On Saturday, October 26, I attended a San Pedro ceremony. With a group of fellow journeyers, I drank the extract of a psychedelic cactus sourced from Peru, danced around a circle to live music, shook rattles, played drums, lay down to focus on my own insights and visions, and had drug-induced heart-to-hearts with other participants.
The following Saturday, November 2, I went to the HARD Day of the Dead festival in downtown LA. I microdosed some iboga and met others on their own substances of choice, whether that was weed, alcohol, MDMA, or something else. We danced together, sang along to the music, went on our own inner journeys as we swayed to the electronic beats, and talked to one another by the food stands. It struck me how similar this experience was to the one I’d had a week prior.
EDM festivals are modern-day shamanic ceremonies: People use music, dance, and often substances to connect with one another and achieve a higher state of consciousness. With the occasion of the Day of the Dead, which is already full of spiritual rituals meant to connect with ancestors, this association was extra prominent at the HARD Day of the Dead festival.
The afternoon and evening included many diverse manifestations of the EDM genre. Early in the day, Vietnamese-American DJ Softest Hard bound the festival-goers together by inspiring them to sing along to remixes of well-known tunes from Travis Scott’s “SICKO MODE” featuring Drake to t.A.T.u.’s “All the Things She Said.” Then, new-beat producer 1788-L delivered a delightful combination of trappy rhythms and unexpected interludes of classical piano and other instrumentals.
Later on, electropop artist Elohim took the stage for the trippiest set of the evening, with technicolor images of pills and the definition of “hallucination” on the screen behind her. It was during her act that the connection between EDM and psychonautic exploration was made clearest. In “Braindead,” she sings about drugs and spirituality: “All I know is I know what I don’t know / And what I don’t know could fill up a whole bible.” She also played an unexpected and musically fascinating cover of Harvey Danger’s “Flagpole Sitta,” her breathy voice gently drawing out lyrics punchingly shouted in the original.
Another highlight of the evening was Blacklizt, Zhu’s deep house/techno alter ego, who blasted haunting sounds alongside a creepy collection of mannequins in front of a screen showcasing eerie images like scissors.
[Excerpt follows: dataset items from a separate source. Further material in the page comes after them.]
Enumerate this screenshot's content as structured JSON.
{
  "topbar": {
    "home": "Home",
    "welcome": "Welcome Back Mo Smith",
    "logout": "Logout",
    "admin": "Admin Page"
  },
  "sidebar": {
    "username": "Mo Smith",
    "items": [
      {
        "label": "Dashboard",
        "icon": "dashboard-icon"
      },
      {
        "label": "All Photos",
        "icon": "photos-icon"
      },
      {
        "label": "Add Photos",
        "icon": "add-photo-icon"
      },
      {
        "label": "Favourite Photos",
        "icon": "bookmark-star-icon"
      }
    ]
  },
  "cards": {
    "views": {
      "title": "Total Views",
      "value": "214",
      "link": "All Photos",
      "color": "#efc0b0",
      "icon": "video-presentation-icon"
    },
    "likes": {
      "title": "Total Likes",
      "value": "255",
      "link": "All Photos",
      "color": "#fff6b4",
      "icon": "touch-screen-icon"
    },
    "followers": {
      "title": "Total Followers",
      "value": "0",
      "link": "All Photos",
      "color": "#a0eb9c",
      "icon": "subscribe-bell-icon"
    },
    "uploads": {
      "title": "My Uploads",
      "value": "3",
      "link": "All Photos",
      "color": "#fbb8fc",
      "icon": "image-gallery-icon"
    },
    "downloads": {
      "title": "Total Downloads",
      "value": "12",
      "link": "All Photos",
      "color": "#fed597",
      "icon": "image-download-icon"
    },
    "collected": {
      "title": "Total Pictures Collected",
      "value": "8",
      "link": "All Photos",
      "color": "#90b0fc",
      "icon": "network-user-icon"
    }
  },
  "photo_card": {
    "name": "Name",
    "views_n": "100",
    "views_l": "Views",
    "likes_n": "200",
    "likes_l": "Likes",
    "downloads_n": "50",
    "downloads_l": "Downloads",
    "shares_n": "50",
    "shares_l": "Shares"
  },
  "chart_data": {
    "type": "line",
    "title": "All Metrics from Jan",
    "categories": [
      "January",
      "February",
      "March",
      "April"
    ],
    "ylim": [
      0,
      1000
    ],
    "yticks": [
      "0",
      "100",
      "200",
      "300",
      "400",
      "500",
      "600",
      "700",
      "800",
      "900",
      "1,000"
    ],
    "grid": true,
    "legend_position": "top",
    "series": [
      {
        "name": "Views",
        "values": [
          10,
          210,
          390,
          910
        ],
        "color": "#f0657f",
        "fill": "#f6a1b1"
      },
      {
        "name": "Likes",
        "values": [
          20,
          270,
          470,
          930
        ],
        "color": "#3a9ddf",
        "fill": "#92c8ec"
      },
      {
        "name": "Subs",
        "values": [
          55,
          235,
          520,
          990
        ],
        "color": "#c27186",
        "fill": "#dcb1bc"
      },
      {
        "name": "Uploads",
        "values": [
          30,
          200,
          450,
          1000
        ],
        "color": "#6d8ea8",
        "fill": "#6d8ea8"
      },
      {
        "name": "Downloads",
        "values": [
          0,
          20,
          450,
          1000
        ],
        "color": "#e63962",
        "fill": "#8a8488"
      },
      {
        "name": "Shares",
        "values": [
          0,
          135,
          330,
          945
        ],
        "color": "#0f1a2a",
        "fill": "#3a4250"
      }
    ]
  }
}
His set reached its climax when he played “Faded (Baby I’m Wasted),” prompting the audience to belt out the lyrics, “Baby I’m wasted / All I wanna do is drive home to you / Baby I’m faded / All I wanna do is take you downtown.”
The headliner was Dog Blood, a collaboration between Skrillex and Boys Noize, ending the night on a high note with fast-paced electro-house beats and R&B influenced songs like “Midnight Hour.”
Despite the performances’ mystical undertones, it would be a stretch to say the festival honored the holiday’s spiritual traditions. Its representation of the Day of the Dead was fairly surface-level and came off a bit culturally appropriative given the poor representation of Latinx artists in the lineup. The event’s nods to the holiday and Mexican culture were essentially the symbols white America is most familiar with: a giant skull, a mariachi band, a stage flanked by skeletons.
What it did represent well was the spiritual culture of EDM: one full of trance-inducing songs, drug-facilitated connections, and crowds that move like one giant being. Whether or not it accurately celebrated the Day of the Dead, it was — like all music festivals — a celebration of life.